Bech
Bech

Reputation: 21

Google Drive API request fail if more than 10 request are done within a second

I'm the developer of an application where user requests leades to calls against the Google Drive API. All the requests against the Google Drive API are done server-side using the Java API from an array/replicas of servers. We are currently running around five servers.

We now see that sometimes the requests from the users are peaking in a way, so more than 10 simultaneous requests are done against the Google Drive API. This makes some requests fail with the message:

User Rate Limit Exceeded. Rate of requests for user exceed configured project quota. You may consider re-evaluating expected per-user traffic to the API and adjust project quota limits accordingly. You may monitor aggregate quota usage and adjust limits in the API Console: https://console.developers.google.com/apis/api/drive.googleapis.com/quotas?project=xxxxxxxxx

I have created a unit test where I simultaneous start 11 threads doing a get request for a Google Drive file. Consistently one of the requests fail while the other 10 are successful. Both for the unit test and production code I set the quotaUser parameter to a unique value.

The Google Analytics API has a quota for maximum number of request per second as described here: https://developers.google.com/analytics/devguides/reporting/mcf/v3/limits-quotas

10 queries per second (QPS) per IP addres

I have not been able to find documentation for the same '10 request/second' quota for the Google Drive API, so I do not expect it to exist.

Throttling functionality is really not an option for me, as I might in the future will have more that 10 server replicas and therefor will be unable to prevent more than 10 simultaneous requests.

In general I'm no way near the general project quota request limitation configuration.

Why do get this 10 request/second quota limitation?

Upvotes: 0

Views: 1888

Answers (2)

pinoyyid
pinoyyid

Reputation: 22306

Drive uses Token/Bucket rate limiting for Drive. See https://cloud.google.com/solutions/rate-limiting-strategies-techniques

In my experience the initial bucket size is 25ish and the replenish rate is around 1 per second. Therefore to get the maximum throughput you need to adaptively throttle your requests based on the 403 errors that you receive, but aiming for 1 per second after the first 25 will be more or less optimal.

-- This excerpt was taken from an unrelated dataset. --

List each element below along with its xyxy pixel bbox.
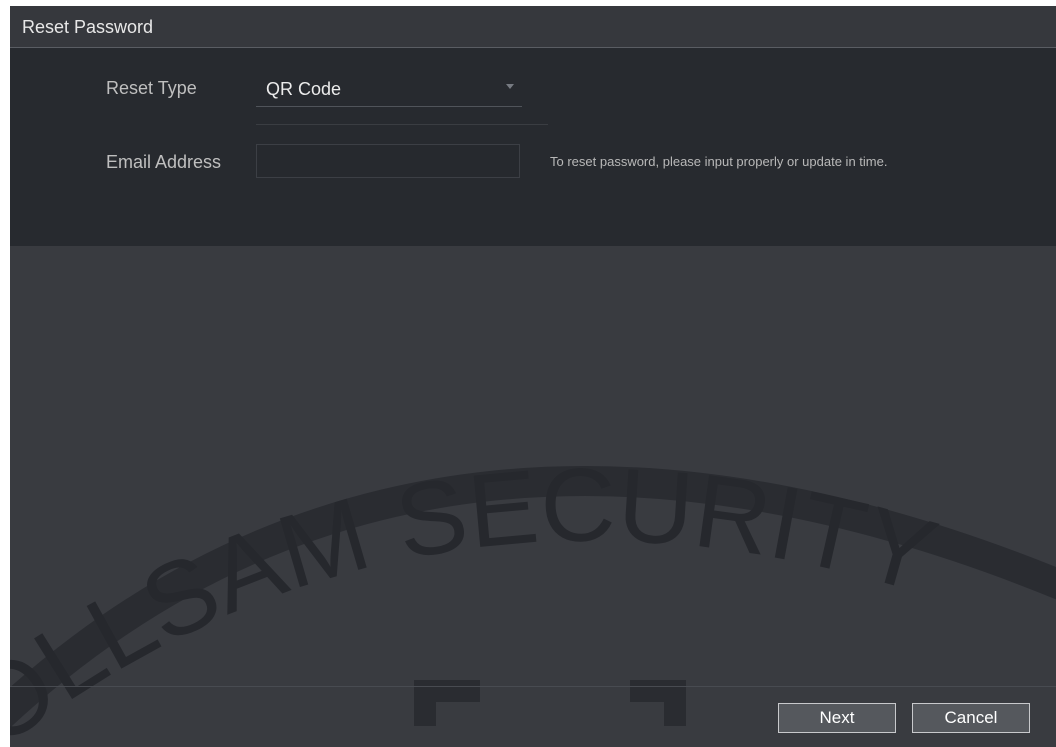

If your problem is not throughput, but concurrency, then it might be worth creating multiple credentials for each server and see if that bypasses the concurrency problem. NB I haven't tested this, so please share the outcome if you try it. The next level of sharding would be to create multiple applications, each of which shares access to your Drive corpus.

An alternative approach would be to change your server architecture (yes - I know that sucks), in order to proxy Drive API calls through a 2-10 proxy servers in order to ensure the concurrency is below 10.

Upvotes: 0

Linda Lawton - DaImTo
Linda Lawton - DaImTo

Reputation: 117244

User rate limits are standard across ALL google APIs. It is also subject to change without warning or notification. Just because it's not documented under google drive does not mean it doesn't exist. If your getting the error then it does in fact exist.

The 403_error_user_rate_limit_exceeded is a very generic error message that means you are flooding the server and need to slow down. The Google apis were not meant to be multi threaded by the same project in this manner.

You should consider looking into some of the recommended ways of dealing with this error message.

To fix this error:

  • Raise the per-user quota in the Developer Console project. For more information, see Request additional quota.
  • If one user is making a lot of requests on behalf of many users of a Google Workspace domain, consider a Service Account with authority delegation (setting the quotaUser parameter).
  • Use exponential backoff to retry the request.

I have an article i wrote a while back which explains how i attempted to work with the flood protection. Flood buster it may help.

Either way add quota user, and run fewer threads should help.